Member states have all submitted a range of different ideas for providing support in the current agricultural crisis.
In the UK government paper, Defra minister George Eustice raises the issue of price hedging tools, and plans for a potential dairy futures market as well as a boost to transparency which it believes is required across the dairy supply chain.
The French government proposes a range of measures for farmers to voluntarily reduce milk production across Europe, while also creating a new ‘export tool’ – essentially a guarantee system for short term credit to help companies export agri-food products. The Italian government proposes a range of measures to strengthen the bargaining power of farmers in the supply chain, specifically in dairy but also in other sectors.
The Danish government solely focusses on trade issues with a push on reducing barriers to trade, boosting market access and urging the European Commission to speed up work on ongoing trade negotiations.
A compromise paper summarising the demands will be produced ahead of the meeting next week.
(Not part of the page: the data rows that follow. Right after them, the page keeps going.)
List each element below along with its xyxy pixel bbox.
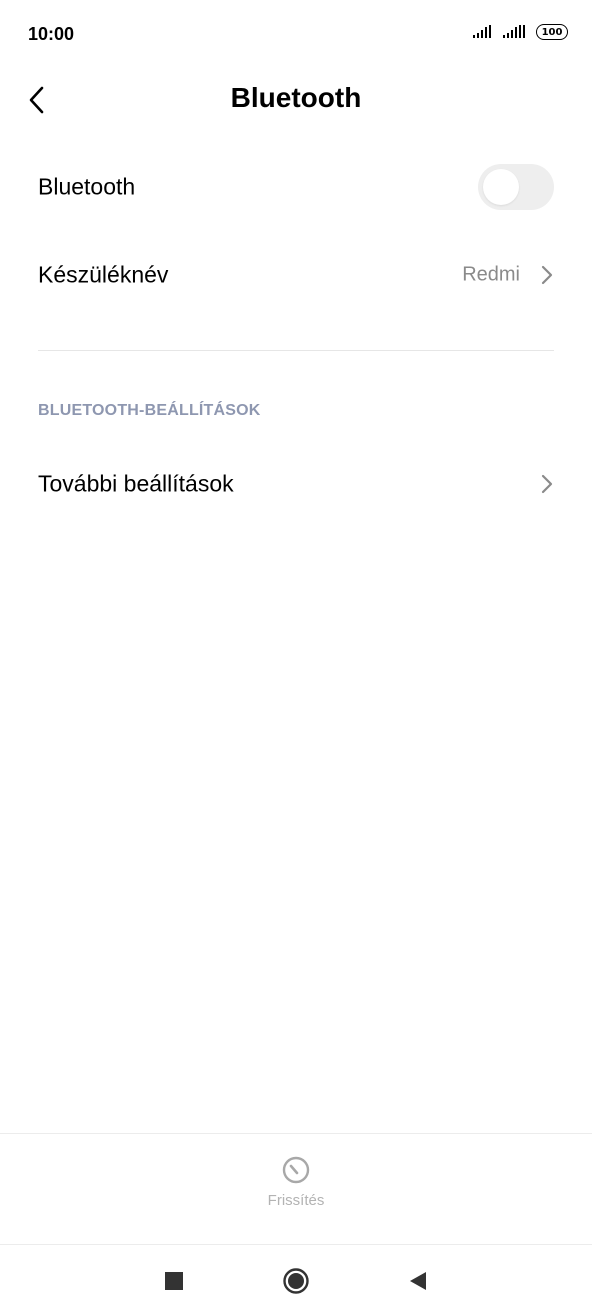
triangle-icon (410, 1272, 426, 1290)
more-settings-label: További beállítások (38, 470, 234, 497)
battery-icon: 100 (536, 24, 568, 40)
recents-button[interactable] (156, 1263, 192, 1299)
signal-icon (472, 25, 494, 39)
header: Bluetooth (0, 70, 592, 130)
refresh-icon (282, 1156, 310, 1184)
refresh-label: Frissítés (267, 1192, 325, 1209)
square-icon (165, 1272, 183, 1290)
refresh-button[interactable]: Frissítés (246, 1154, 346, 1234)
status-bar: 10:00 100 (0, 0, 592, 70)
device-name-row[interactable]: Készüléknév Redmi (0, 235, 592, 315)
status-time: 10:00 (28, 24, 75, 44)
bluetooth-row[interactable]: Bluetooth (0, 147, 592, 227)
section-header: BLUETOOTH-BEÁLLÍTÁSOK (38, 402, 261, 419)
nav-bar (0, 1245, 592, 1316)
circle-icon (283, 1268, 309, 1294)
device-name-value: Redmi (462, 263, 520, 286)
more-settings-row[interactable]: További beállítások (0, 444, 592, 524)
section-divider (38, 350, 554, 351)
bluetooth-toggle[interactable] (478, 164, 554, 210)
back-nav-button[interactable] (400, 1263, 436, 1299)
page-title: Bluetooth (230, 82, 362, 113)
status-icons: 100 (472, 24, 568, 40)
refresh-area: Frissítés (0, 1134, 592, 1244)
home-button[interactable] (278, 1263, 314, 1299)
chevron-right-icon (541, 474, 553, 494)
signal-icon-2 (502, 25, 528, 39)
bluetooth-label: Bluetooth (38, 173, 136, 200)
toggle-knob (483, 169, 519, 205)
chevron-right-icon (541, 265, 553, 285)
device-name-label: Készüléknév (38, 261, 169, 288)
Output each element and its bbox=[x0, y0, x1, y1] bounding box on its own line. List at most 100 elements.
The four presidents of the UK farming unions will meet the UK ministerial delegation on Monday prior to the Agriculture Council to highlight the concerns of the UK farming industry.
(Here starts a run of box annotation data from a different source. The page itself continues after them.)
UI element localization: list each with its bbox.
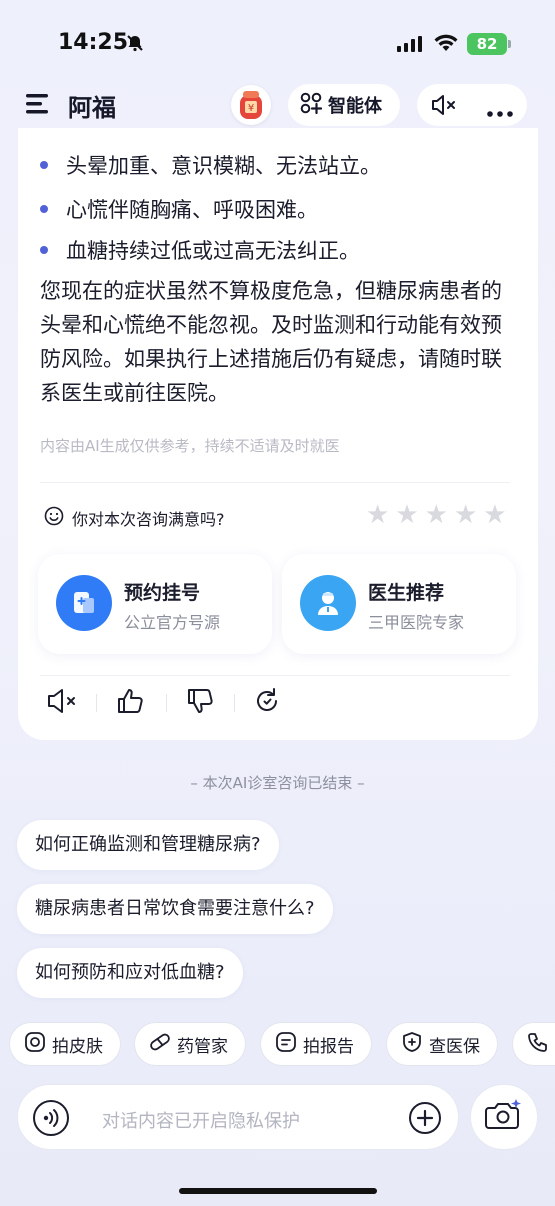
camera-sparkle-icon: [485, 1098, 523, 1136]
thumbs-up-icon[interactable]: [116, 686, 146, 720]
phone-icon: [527, 1031, 549, 1058]
home-indicator: [179, 1188, 377, 1194]
app-avatar[interactable]: ¥: [231, 85, 271, 125]
ai-disclaimer: 内容由AI生成仅供参考，持续不适请及时就医: [40, 437, 340, 455]
suggestion-chip[interactable]: 如何预防和应对低血糖?: [17, 948, 243, 998]
cellular-signal-icon: [397, 36, 423, 56]
divider: [40, 675, 510, 676]
quick-action-insurance[interactable]: 查医保: [386, 1022, 498, 1066]
separator: [234, 694, 235, 712]
bullet-item: 头晕加重、意识模糊、无法站立。: [40, 150, 381, 180]
quick-action-pill[interactable]: 药管家: [134, 1022, 246, 1066]
appointment-icon: [56, 575, 112, 631]
bullet-item: 血糖持续过低或过高无法纠正。: [40, 235, 360, 265]
rating-stars: ★ ★ ★ ★ ★: [366, 502, 507, 528]
menu-icon[interactable]: [26, 94, 50, 118]
more-icon[interactable]: [487, 102, 513, 121]
appointment-card[interactable]: 预约挂号 公立官方号源: [38, 554, 272, 654]
bullet-dot: [40, 246, 48, 254]
quick-action-label: 拍皮肤: [52, 1036, 103, 1057]
quick-action-label: 拍报告: [303, 1036, 354, 1057]
voice-input-icon[interactable]: [32, 1099, 70, 1141]
camera-icon: [24, 1031, 46, 1058]
speaker-mute-icon[interactable]: [46, 686, 78, 720]
quick-action-phone[interactable]: 预: [512, 1022, 555, 1066]
status-time: 14:25: [58, 30, 129, 55]
separator: [166, 694, 167, 712]
doctor-recommend-card[interactable]: 医生推荐 三甲医院专家: [282, 554, 516, 654]
appointment-subtitle: 公立官方号源: [124, 613, 221, 632]
bullet-dot: [40, 205, 48, 213]
wifi-icon: [434, 33, 458, 57]
plus-icon[interactable]: [408, 1101, 442, 1139]
quick-action-report[interactable]: 拍报告: [260, 1022, 372, 1066]
chat-input-placeholder[interactable]: 对话内容已开启隐私保护: [102, 1107, 300, 1133]
quick-action-label: 查医保: [429, 1036, 480, 1057]
speaker-mute-icon[interactable]: [431, 94, 457, 120]
header-actions: [417, 84, 527, 126]
bullet-text: 血糖持续过低或过高无法纠正。: [66, 239, 360, 263]
chat-input-bar[interactable]: 对话内容已开启隐私保护: [17, 1084, 459, 1150]
doctor-recommend-subtitle: 三甲医院专家: [368, 613, 465, 632]
quick-action-label: 药管家: [177, 1036, 228, 1057]
rating-prompt: 你对本次咨询满意吗?: [44, 506, 225, 530]
bell-muted-icon: [126, 34, 144, 56]
fortune-jar-icon: ¥: [240, 91, 262, 119]
top-nav: 阿福 ¥ 智能体: [0, 82, 555, 128]
doctor-icon: [300, 575, 356, 631]
bullet-item: 心慌伴随胸痛、呼吸困难。: [40, 194, 318, 224]
agent-label: 智能体: [328, 96, 382, 117]
star-icon[interactable]: ★: [425, 502, 448, 528]
ai-message-card: 头晕加重、意识模糊、无法站立。 心慌伴随胸痛、呼吸困难。 血糖持续过低或过高无法…: [18, 128, 538, 740]
bullet-text: 头晕加重、意识模糊、无法站立。: [66, 154, 381, 178]
bullet-text: 心慌伴随胸痛、呼吸困难。: [66, 198, 318, 222]
thumbs-down-icon[interactable]: [186, 686, 216, 720]
session-ended-notice: – 本次AI诊室咨询已结束 –: [190, 774, 365, 792]
regenerate-icon[interactable]: [252, 686, 282, 720]
rating-prompt-text: 你对本次咨询满意吗?: [72, 510, 225, 529]
separator: [96, 694, 97, 712]
star-icon[interactable]: ★: [395, 502, 418, 528]
pill-icon: [149, 1031, 171, 1058]
message-actions: [46, 686, 306, 718]
smiley-icon: [44, 506, 64, 530]
report-icon: [275, 1031, 297, 1058]
appointment-title: 预约挂号: [124, 582, 201, 604]
app-title: 阿福: [68, 94, 116, 122]
message-paragraph: 您现在的症状虽然不算极度危急，但糖尿病患者的头晕和心慌绝不能忽视。及时监测和行动…: [40, 279, 502, 405]
battery-tip: [508, 40, 511, 48]
suggestion-chip[interactable]: 糖尿病患者日常饮食需要注意什么?: [17, 884, 333, 934]
doctor-recommend-title: 医生推荐: [368, 582, 445, 604]
agent-button[interactable]: 智能体: [288, 84, 400, 126]
ai-camera-button[interactable]: [470, 1084, 538, 1150]
quick-actions-row[interactable]: 拍皮肤 药管家 拍报告 查医保 预: [0, 1022, 555, 1066]
agent-grid-icon: [300, 92, 323, 119]
svg-text:¥: ¥: [248, 103, 254, 114]
bullet-dot: [40, 161, 48, 169]
divider: [40, 482, 510, 483]
status-bar: 14:25 82: [0, 0, 555, 80]
shield-plus-icon: [401, 1031, 423, 1058]
suggestion-chip[interactable]: 如何正确监测和管理糖尿病?: [17, 820, 279, 870]
star-icon[interactable]: ★: [454, 502, 477, 528]
battery-indicator: 82: [467, 33, 507, 55]
quick-action-skin[interactable]: 拍皮肤: [9, 1022, 121, 1066]
star-icon[interactable]: ★: [483, 502, 506, 528]
star-icon[interactable]: ★: [366, 502, 389, 528]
Dutch beef exports to resume to the US
After two decades the USA has lifted the ban on Dutch beef entering the US after classifying the risk of Bovine Spongiform Encephalopathy (BSE) as ‘negligible’. The United States Department of Agriculture’s Animal and Plant Health Inspection Service (APHIS) conducted a final audit on the Dutch beef system in July 2015 which highlighted sanitation controls that fell below US standards.
The Dutch authorities took action to address and improve the system so that it was favourable for the US. The quantity of beef that will be exported from the Netherlands to the US is still unknown.
EU Commissioner for Health and Food Safety, Vytenis Andriukaitis, said: “I welcome this move as a sign of recognition for our comprehensive and effective measures to eradicate BSE in Europe.”
After Ireland and Lithuania, the Netherlands is the third EU country to gain access to the US market since the BSE-related ban. The opening of the US market to Dutch beef sends a positive signal to producers in other parts of the EU that are still waiting for the end of the disproportionately strict US trade restrictions.